Verification Based Failure Detection for Real-Time Java and Floating-Point Computations

Abstract: To err is human, and machines help us avoiding errors. This thesis presents two ways, based on verification technology, to prevent failures. Safety critical Real-Time Java applications usually need a certification. Tests fulfilling specific coverage criteria can be part of such certification, like in the DO-178 standard. This thesis presents the KeYTestGen tool, an automated test case generator fulfilling certification-demanded coverage criteria by construction. The work also develops a formal specification of the Real-Time Java API to direct the search for input values and generate code that checks the expectations on the tests. The KeYTestGen tool found an inconsistency between a commercial Real-Time Java implementation and its specification; and there are evidences that employing KeYTestGen can shorten the testing time up to 72% of the allocated time. Floating-point computations are spreading in safety-critical systems, but numerical computing skills are rare: hence the demand of program analysis methods for developers untrained in numerical computing.

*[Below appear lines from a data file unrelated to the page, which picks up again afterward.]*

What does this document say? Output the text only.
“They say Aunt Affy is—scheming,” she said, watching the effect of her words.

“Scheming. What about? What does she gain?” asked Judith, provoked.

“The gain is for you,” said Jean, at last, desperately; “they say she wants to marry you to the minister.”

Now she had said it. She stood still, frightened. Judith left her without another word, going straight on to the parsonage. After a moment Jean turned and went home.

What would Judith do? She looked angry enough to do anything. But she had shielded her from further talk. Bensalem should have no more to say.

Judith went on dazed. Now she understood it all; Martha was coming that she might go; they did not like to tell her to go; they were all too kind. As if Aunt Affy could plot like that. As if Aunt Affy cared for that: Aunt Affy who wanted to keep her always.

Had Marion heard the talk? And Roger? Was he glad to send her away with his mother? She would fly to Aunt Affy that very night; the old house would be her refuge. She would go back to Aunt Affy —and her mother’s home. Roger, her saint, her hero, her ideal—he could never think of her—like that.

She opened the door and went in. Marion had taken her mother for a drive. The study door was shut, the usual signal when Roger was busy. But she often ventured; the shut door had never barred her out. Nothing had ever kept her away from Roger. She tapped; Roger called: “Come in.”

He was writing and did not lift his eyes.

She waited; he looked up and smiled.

A simple way to detect problems in a floating-point computation is to run a program twice, using different floating-point precisions: a program is said unstable when the result computed with lower precision is far from the result computed with higher precision - how "far" depends on the context. The proposed analysis method detects instability of a program at compile-time for any pair of IEEE-standard-like formats. It is independent from the concrete choice of programming language or compiler. The FPhile verification system implements the method, using floating-point specific Satisfiability Modulo Theory (SMT) solvers. Experimental results found instability where random testing could not.